First priority of the company is to turn around acquired brands, which would help the company hit the billion-dollar mark

Digbijay Mishra  |  Kolkata 

Jyothy Laboratories, which moved to the big league of fast moving consumer goods (FMCG) with its Rs 600-crore acquisition of Henkel India in 2011, now eyes to become a billion-dollar company (about Rs 5,500 crore) by 2016.

According to Ullas Kamath, joint managing director of Jyothy Laboratories, the first priority of the company is to turn around acquired brands, which would help the company hit the billion-dollar mark.

The other factor that will help the company achieve the target is its flagship brand, Rs 300-crore Ujala, which according to Kamath will grow to become a Rs 1,000-crore brand by 2016. “Ujala is already having the lion’s share in the fabric care market,” said Kamath.

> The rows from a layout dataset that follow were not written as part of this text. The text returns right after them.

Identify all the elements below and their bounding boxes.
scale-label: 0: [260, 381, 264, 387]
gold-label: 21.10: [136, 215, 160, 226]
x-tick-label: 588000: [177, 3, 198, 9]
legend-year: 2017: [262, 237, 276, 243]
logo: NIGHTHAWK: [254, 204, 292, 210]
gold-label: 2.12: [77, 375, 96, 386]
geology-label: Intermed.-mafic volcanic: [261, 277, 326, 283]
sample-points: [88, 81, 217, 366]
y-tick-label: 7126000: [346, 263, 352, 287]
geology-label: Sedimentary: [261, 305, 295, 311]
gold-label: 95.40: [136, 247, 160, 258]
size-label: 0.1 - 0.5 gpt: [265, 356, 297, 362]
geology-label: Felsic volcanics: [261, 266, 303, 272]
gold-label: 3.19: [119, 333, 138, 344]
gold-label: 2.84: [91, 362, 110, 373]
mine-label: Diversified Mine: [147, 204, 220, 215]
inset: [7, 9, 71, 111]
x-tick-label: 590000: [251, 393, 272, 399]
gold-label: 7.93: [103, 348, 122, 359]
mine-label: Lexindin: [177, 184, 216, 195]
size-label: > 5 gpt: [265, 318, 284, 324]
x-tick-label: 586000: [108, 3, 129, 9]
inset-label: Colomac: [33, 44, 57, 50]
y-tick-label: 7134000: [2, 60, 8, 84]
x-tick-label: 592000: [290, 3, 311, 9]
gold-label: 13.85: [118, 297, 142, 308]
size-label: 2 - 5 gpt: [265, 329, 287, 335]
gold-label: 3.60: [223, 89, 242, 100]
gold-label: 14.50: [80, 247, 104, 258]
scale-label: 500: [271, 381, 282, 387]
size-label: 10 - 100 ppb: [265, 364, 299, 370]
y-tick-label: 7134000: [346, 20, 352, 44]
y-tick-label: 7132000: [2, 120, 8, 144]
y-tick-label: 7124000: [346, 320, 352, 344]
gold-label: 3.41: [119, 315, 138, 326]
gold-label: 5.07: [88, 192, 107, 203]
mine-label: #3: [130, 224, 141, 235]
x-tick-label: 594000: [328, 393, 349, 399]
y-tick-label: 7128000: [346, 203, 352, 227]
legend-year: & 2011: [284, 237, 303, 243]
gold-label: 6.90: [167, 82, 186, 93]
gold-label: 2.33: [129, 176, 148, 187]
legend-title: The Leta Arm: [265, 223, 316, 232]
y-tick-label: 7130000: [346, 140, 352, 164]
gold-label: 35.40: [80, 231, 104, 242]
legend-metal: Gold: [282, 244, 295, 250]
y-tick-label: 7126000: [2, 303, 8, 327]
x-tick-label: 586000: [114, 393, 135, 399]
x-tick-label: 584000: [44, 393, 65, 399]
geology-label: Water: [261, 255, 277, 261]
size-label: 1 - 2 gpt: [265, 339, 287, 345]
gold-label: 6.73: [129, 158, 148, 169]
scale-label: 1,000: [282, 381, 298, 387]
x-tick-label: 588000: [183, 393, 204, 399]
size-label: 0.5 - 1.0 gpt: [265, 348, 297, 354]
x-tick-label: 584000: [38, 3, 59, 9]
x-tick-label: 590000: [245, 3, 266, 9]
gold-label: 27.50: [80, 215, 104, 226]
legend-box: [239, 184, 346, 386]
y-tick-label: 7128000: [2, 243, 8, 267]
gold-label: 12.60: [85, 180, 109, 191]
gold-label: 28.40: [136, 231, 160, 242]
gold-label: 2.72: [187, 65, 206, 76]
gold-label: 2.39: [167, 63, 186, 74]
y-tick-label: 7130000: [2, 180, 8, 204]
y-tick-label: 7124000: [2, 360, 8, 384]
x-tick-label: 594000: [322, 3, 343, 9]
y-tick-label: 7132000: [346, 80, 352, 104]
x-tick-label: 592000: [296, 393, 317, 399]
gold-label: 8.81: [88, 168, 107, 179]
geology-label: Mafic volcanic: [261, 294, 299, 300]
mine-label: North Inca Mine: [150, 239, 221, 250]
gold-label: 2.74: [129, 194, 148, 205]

Also, Jyothy Laboratories will open a subsidiary in Bangladesh -- Jyothy Kallol Bangladesh -- in April 2013. This will boost its export revenues. “The subsidiary is set up with Bangladesh’s leading FMCG distributor Kallol Enterprises and we hold 75 per cent stake in the subsidiary,” said Kamath.

“We are concentrating on our existing business and trying to reposition the acquired Henkel brands. The plan is to integrate and put our theories in place by turning these products successful,” said Kamath.

Jyothy has been working on streamlining the production, distribution and marketing, as well as reducing its debt of around Rs 550 crore. . Out of which, Rs 450 crore in the term loan and rest is working capital.

However, Kamath ruled out any private equity placement in the near future. “We are not in a hurry, our existing capacity is good enough for the next three years, so we don’t require any additional funds for expanding our operations.”

Jyothy has 28 factories, and two additional manufacturing units of Henkel in Tamil Nadu, which have been pressed into service to produce its brands ranging from Ujala to Maxo, Exo, Mr White, Henko, Chek, Margo, Pril, Neem and Fa.

According to Kamath, Margo will be one of the key brands that will be repositioned for a nationwide rollout. “It is a well known brand, but it has a strong base in the east and south. People across the country know about it, but availability of this 95-year-old brand is an issue. So, a lot of work will be done towards that,” said Kamath.

The Bangladesh subsidiary has invested around Rs 12 crore in the new factory. Local manufacturing of Jyothy’s products will ramp up the company’s presence in Bangladesh. “We should be clocking in Rs 100 crore from Bangladesh in the next two years,” said Kamath. According to him, the Bangladesh foray will determine Jyothy’s future overseas plans.

Through the Bangladesh subsidiary, Kamath plans to roll out the Henkel brands, which already have a strong brand equity in the Bangladesh market.

Currently, exports its products to neighbouring countries such as Bangladesh and Malaysia, and also to West Asia. Overall exports contribute around 3 per cent of the company’s turnover, which is around Rs 1,300 crore.

Going forward, plans to maintain a top line growth of over 25 per cent over the next two to three years.